To most workers, a 15 percent pay raise over the next two years sounds like a fantasy. But it's a reality for about 40 percent of Hennepin County's 7,300 government employees.
Last week, the County Board voted 6-1 to approve pay increases of at least 2.5 percent for all county workers — union and nonunion — to take effect Jan. 1. In addition, union employees at the bottom of seniority rungs will get more as they advance up the pay scales. The amount of those so-called STEP increases varies by job, but averages 5 percent.
The average county employee now makes $60,000 a year, or $28.85 an hour. Those receiving both across-the-board and STEP increases are the ones who'll get hikes of about 15 percent over the next couple of years, said Bill Peters, the county's director of labor relations.
The wage increases will cost the county a big chunk of money. A 1 percent across-the-board increase costs $5 million a year, Peters said.
But when commissioners voted on the raises, only Jeff Johnson shook his head and voted no, saying 15 percent raises are too much.
For the past three years, STEP raises have been frozen. And for five of the past 10 years, neither STEP nor across-the-board increases were given. Supporters of the raises say it's high time county employees be rewarded for enduring such multiyear pay freezes.

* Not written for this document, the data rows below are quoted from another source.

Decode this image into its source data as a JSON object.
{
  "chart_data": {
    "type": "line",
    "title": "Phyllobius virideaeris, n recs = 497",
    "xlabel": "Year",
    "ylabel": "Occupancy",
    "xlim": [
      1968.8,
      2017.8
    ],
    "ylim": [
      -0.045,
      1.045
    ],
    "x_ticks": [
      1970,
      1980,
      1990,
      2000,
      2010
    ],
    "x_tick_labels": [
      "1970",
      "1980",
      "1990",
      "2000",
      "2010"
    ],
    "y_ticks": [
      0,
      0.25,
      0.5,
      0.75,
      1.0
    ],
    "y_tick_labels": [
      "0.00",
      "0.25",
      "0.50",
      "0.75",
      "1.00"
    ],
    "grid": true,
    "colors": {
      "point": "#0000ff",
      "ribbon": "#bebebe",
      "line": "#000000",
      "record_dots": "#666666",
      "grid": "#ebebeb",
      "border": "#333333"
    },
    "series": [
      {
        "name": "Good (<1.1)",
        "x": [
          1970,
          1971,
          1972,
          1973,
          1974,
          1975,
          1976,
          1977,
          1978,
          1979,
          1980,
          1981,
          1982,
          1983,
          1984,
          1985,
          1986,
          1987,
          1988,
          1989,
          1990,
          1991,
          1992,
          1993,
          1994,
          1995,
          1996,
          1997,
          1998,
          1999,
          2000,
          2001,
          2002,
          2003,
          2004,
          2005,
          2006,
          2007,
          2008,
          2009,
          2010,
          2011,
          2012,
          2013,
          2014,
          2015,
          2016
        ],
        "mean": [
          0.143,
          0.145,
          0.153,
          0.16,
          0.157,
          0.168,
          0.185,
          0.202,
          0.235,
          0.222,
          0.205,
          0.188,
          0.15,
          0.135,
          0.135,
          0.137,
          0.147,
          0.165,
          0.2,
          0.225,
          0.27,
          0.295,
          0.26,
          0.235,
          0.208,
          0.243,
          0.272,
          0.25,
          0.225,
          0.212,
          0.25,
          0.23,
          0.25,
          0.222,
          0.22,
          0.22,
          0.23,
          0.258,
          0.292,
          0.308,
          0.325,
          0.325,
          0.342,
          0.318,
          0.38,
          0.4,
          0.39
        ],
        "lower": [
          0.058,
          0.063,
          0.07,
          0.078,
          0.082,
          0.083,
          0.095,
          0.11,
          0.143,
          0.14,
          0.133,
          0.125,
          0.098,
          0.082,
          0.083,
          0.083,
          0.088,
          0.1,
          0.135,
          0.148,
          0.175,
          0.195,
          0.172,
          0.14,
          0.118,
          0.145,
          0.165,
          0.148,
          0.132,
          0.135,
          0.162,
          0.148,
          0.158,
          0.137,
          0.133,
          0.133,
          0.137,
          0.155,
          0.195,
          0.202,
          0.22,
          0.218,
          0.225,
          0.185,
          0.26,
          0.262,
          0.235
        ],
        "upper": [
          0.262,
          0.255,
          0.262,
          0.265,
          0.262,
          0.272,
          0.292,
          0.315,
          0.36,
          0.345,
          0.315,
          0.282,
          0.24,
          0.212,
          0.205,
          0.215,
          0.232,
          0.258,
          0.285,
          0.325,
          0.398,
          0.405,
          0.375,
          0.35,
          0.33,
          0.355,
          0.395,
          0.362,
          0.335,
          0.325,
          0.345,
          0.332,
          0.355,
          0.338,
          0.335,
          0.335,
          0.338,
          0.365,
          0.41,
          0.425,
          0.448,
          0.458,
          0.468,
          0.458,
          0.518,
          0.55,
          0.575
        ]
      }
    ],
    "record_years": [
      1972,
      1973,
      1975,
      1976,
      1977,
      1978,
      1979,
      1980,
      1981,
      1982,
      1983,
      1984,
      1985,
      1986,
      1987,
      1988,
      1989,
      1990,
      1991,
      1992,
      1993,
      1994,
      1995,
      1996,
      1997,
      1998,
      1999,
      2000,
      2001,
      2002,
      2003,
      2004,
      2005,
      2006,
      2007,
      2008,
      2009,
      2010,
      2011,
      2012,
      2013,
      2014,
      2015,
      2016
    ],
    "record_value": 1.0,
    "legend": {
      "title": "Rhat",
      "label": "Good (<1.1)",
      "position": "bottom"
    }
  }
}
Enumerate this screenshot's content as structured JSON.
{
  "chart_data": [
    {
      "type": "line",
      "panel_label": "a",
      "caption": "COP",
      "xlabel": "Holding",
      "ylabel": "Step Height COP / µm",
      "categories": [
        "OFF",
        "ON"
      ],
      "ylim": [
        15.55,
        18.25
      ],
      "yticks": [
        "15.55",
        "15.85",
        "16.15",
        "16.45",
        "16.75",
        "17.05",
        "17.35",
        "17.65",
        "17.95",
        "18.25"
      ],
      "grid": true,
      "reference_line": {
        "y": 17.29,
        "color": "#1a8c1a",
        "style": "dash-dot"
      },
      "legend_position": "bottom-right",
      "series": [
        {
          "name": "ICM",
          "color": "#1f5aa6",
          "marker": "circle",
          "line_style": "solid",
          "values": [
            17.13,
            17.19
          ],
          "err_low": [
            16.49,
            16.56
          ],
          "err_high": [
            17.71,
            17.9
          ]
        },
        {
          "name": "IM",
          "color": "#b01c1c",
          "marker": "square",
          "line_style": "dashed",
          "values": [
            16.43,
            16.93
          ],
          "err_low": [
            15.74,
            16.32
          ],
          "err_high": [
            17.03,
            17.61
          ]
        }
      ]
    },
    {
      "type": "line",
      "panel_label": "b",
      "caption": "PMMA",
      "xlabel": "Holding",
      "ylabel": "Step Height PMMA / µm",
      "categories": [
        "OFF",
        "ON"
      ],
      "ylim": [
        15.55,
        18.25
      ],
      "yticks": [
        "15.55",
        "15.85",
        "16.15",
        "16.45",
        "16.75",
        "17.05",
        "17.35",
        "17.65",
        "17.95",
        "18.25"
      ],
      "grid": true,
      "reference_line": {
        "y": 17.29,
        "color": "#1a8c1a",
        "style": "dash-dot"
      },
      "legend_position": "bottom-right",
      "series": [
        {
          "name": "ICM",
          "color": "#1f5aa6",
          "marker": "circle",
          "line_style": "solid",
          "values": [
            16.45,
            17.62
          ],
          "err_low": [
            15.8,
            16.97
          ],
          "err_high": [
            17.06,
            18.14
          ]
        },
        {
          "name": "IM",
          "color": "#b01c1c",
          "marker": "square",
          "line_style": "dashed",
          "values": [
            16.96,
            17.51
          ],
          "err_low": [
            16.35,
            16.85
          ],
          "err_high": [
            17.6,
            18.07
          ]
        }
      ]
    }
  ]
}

The raises do not herald widespread economic recovery so much as good news for the county, they say.
Even though some Hennepin County workers getting both across-the-board and STEP raises will enjoy double-digit pay increases, the majority will receive raises similar to those in neighboring counties and among state workers, many of whom didn't see the kind of pay freezes Hennepin County employees endured.
Jim Phillips, spokesman for the National Association of Counties, said the Minnesota raises appear to reflect improvement in the economy. But it's still a "mixed bag" for counties nationwide, he said.